As KPMG's head of restructuring, Blair Nimmo, explains, much of the impetus for the coming change to the personal bankruptcy law originated with a visit some years ago by Peter Mandelson to the United States. "Mandelson decided that the culture and l
egislative climate in the US was much more entrepreneur-friendly than it was in the UK and that it was a regime that we needed to emulate if we wanted to stimulate business," Nimmo says.
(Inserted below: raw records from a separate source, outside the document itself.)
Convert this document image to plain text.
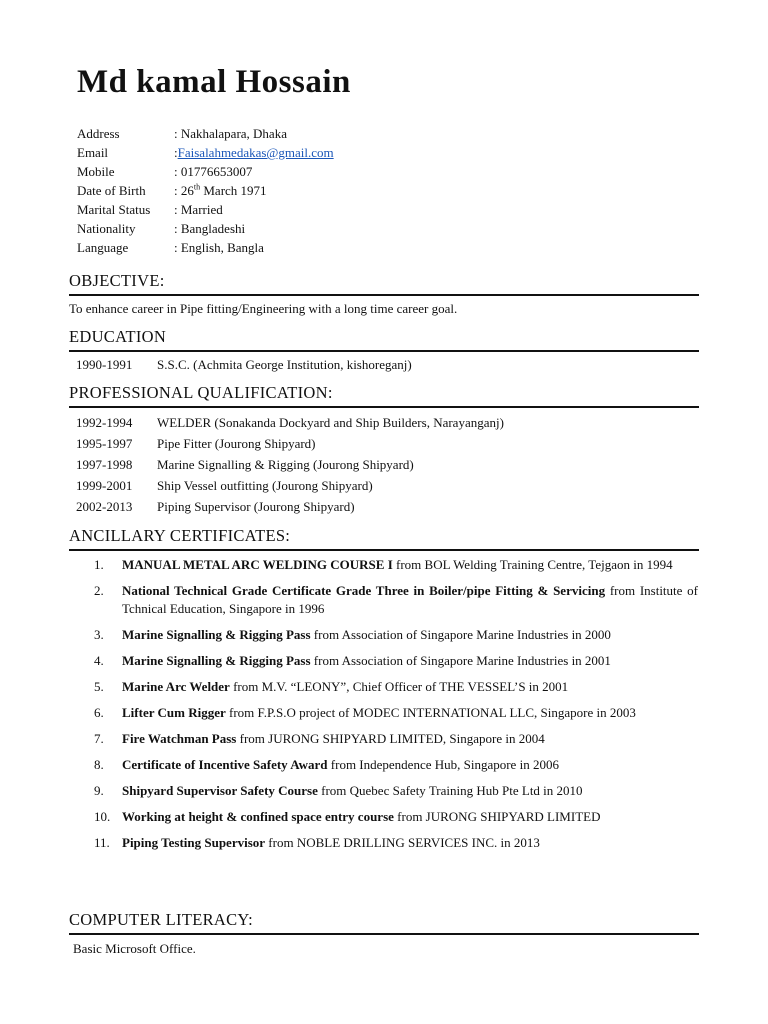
Md kamal Hossain
Address	: Nakhalapara, Dhaka
Email	: Faisalahmedakas@gmail.com
Mobile	: 01776653007
Date of Birth	: 26th March 1971
Marital Status	: Married
Nationality	: Bangladeshi
Language	: English, Bangla
OBJECTIVE:
To enhance career in Pipe fitting/Engineering with a long time career goal.
EDUCATION
1990-1991	S.S.C. (Achmita George Institution, kishoreganj)
PROFESSIONAL QUALIFICATION:
1992-1994	WELDER (Sonakanda Dockyard and Ship Builders, Narayanganj)
1995-1997	Pipe Fitter (Jourong Shipyard)
1997-1998	Marine Signalling & Rigging (Jourong Shipyard)
1999-2001	Ship Vessel outfitting (Jourong Shipyard)
2002-2013	Piping Supervisor (Jourong Shipyard)
ANCILLARY CERTIFICATES:
1.	MANUAL METAL ARC WELDING COURSE I from BOL Welding Training Centre, Tejgaon in 1994
2.	National Technical Grade Certificate Grade Three in Boiler/pipe Fitting & Servicing from Institute of Tchnical Education, Singapore in 1996
3.	Marine Signalling & Rigging Pass from Association of Singapore Marine Industries in 2000
4.	Marine Signalling & Rigging Pass from Association of Singapore Marine Industries in 2001
5.	Marine Arc Welder from M.V. “LEONY”, Chief Officer of THE VESSEL’S in 2001
6.	Lifter Cum Rigger from F.P.S.O project of MODEC INTERNATIONAL LLC, Singapore in 2003
7.	Fire Watchman Pass from JURONG SHIPYARD LIMITED, Singapore in 2004
8.	Certificate of Incentive Safety Award from Independence Hub, Singapore in 2006
9.	Shipyard Supervisor Safety Course from Quebec Safety Training Hub Pte Ltd in 2010
10. Working at height & confined space entry course from JURONG SHIPYARD LIMITED
11. Piping Testing Supervisor from NOBLE DRILLING SERVICES INC. in 2013
COMPUTER LITERACY:
Basic Microsoft Office.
As a result, we had the creation of the Enterprise Act which came in some three years ago. This was aimed at promoting the survival of more businesses when it was first mooted. However, Nimmo points out that the government was told at the time by insolvency experts that they already had all the tools they needed to save what was saveable, and that there was no need for legislation. "In fact, since the introduction of the Enterprise Act, we have seen no signs that it has made any kind of impact on the levels of business failures or any marked success, due to the act, in rescuing ailing businesses," he notes.

As a corollary to the Enterprise Act, it was felt that there was also a need for personal bankruptcy to be made less painful. Again, Nimmo questions the logic behind this. "The vast majority of personal bankrupts are consumers, not entrepreneurs. I have yet to hear of an entrepreneur reading the Insolvency Act before launching a business, so changing the legislation can't materially impact whether or not entrepreneurs launch businesses," he says. What we really need to change, Nimmo argues, is the culture and climate that looks on bankruptcy resulting from genuine business failure, where there is no hint of any impropriety, as a black mark for life. But this is a cultural, not a legislative thing, he argues.

"The only thing legislative change can mean in a business context is that you weaken the personal guarantees demanded by funders. And if you do this, the funders will walk away. That is not in the interests of budding entrepreneurs," he warns.